2) What measurement defines infringement risk in Claim 1?
The key gate is “total impurities resulting from the degradation of the bendamustine” < ~5% peak area response measured by HPLC at 223 nm after at least 15 months at ~5 °C to 25 °C.
3) Is PEG mandatory?
Yes. The vehicle in Claim 1 is “polyethylene glycol and optionally” specific co-solvents. Dependent claims use “consists of,” narrowing vehicle composition further.

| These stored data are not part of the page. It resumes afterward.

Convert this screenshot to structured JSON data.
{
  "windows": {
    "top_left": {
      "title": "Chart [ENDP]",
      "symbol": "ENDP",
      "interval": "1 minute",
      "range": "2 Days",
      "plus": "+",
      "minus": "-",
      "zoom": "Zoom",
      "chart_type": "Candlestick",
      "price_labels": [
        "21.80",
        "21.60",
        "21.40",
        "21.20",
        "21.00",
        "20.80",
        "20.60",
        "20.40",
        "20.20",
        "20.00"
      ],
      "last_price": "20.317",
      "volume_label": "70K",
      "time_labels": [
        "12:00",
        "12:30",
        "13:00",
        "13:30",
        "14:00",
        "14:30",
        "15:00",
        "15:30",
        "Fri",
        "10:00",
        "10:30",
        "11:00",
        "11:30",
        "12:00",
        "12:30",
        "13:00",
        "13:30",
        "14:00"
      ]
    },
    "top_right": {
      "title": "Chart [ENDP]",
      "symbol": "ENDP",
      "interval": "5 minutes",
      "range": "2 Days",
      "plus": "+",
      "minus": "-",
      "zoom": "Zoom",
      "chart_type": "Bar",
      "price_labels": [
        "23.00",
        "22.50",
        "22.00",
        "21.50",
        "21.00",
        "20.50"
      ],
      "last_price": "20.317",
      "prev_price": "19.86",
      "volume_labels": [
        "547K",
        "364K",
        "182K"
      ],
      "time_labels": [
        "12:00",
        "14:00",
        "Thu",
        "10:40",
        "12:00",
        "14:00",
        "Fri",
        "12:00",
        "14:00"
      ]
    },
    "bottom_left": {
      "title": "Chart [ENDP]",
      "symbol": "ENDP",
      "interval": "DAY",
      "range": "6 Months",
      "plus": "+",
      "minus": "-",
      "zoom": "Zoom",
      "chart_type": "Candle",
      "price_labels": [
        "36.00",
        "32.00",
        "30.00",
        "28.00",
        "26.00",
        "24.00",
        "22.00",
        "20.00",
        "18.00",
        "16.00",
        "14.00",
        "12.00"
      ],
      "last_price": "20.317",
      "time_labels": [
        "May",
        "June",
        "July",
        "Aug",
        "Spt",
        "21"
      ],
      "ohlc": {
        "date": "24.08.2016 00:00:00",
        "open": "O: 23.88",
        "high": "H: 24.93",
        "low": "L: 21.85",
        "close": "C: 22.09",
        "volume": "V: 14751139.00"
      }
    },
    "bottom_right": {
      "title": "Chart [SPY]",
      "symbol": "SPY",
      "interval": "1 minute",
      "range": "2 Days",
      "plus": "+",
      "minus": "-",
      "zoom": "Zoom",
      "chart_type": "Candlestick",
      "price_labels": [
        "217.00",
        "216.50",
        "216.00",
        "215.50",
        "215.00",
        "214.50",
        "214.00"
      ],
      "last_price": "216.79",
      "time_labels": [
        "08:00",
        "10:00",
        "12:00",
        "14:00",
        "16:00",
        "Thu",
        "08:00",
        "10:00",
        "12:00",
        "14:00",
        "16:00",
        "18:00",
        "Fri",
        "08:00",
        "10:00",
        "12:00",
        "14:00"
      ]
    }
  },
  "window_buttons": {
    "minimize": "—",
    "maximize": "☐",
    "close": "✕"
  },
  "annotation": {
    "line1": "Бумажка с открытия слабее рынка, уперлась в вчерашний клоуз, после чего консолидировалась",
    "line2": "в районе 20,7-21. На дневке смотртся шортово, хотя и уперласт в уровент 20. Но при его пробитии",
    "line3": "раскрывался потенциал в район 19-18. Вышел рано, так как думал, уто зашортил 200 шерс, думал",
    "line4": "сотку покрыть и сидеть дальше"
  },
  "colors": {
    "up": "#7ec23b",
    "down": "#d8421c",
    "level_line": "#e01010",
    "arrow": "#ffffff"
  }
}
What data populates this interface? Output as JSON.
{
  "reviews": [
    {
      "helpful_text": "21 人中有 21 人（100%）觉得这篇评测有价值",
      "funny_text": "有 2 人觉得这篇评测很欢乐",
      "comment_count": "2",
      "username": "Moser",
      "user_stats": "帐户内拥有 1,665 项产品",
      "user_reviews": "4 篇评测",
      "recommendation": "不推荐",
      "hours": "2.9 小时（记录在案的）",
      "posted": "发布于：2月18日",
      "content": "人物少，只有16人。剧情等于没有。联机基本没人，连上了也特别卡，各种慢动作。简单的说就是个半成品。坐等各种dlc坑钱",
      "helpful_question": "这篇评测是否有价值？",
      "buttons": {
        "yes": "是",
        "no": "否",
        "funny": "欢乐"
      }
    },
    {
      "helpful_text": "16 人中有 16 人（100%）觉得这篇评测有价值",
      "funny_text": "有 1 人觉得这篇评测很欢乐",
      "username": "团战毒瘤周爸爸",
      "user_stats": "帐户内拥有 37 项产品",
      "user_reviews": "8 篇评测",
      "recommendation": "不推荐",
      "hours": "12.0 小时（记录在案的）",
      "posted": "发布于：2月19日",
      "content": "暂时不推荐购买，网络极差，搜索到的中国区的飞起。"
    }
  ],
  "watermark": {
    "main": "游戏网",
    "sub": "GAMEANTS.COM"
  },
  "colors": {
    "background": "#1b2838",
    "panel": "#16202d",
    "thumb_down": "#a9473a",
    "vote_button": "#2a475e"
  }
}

4) What concentration is covered?
The bendamustine concentration in the composition is about 25 mg/mL in the independent framework (Claim 1) and in composition-dependent claims (Claims 8 and 12).
5) Are there both product-form and formulation claims?
Yes. The patent includes a sterile container claim set (Claims 1–7, plus container vehicle subsets) and a parallel set of liquid composition claims (Claims 8–12, plus composition vehicle subsets).
References
[1] US Patent 12,138,248. Claims 1-22 (provided claim text).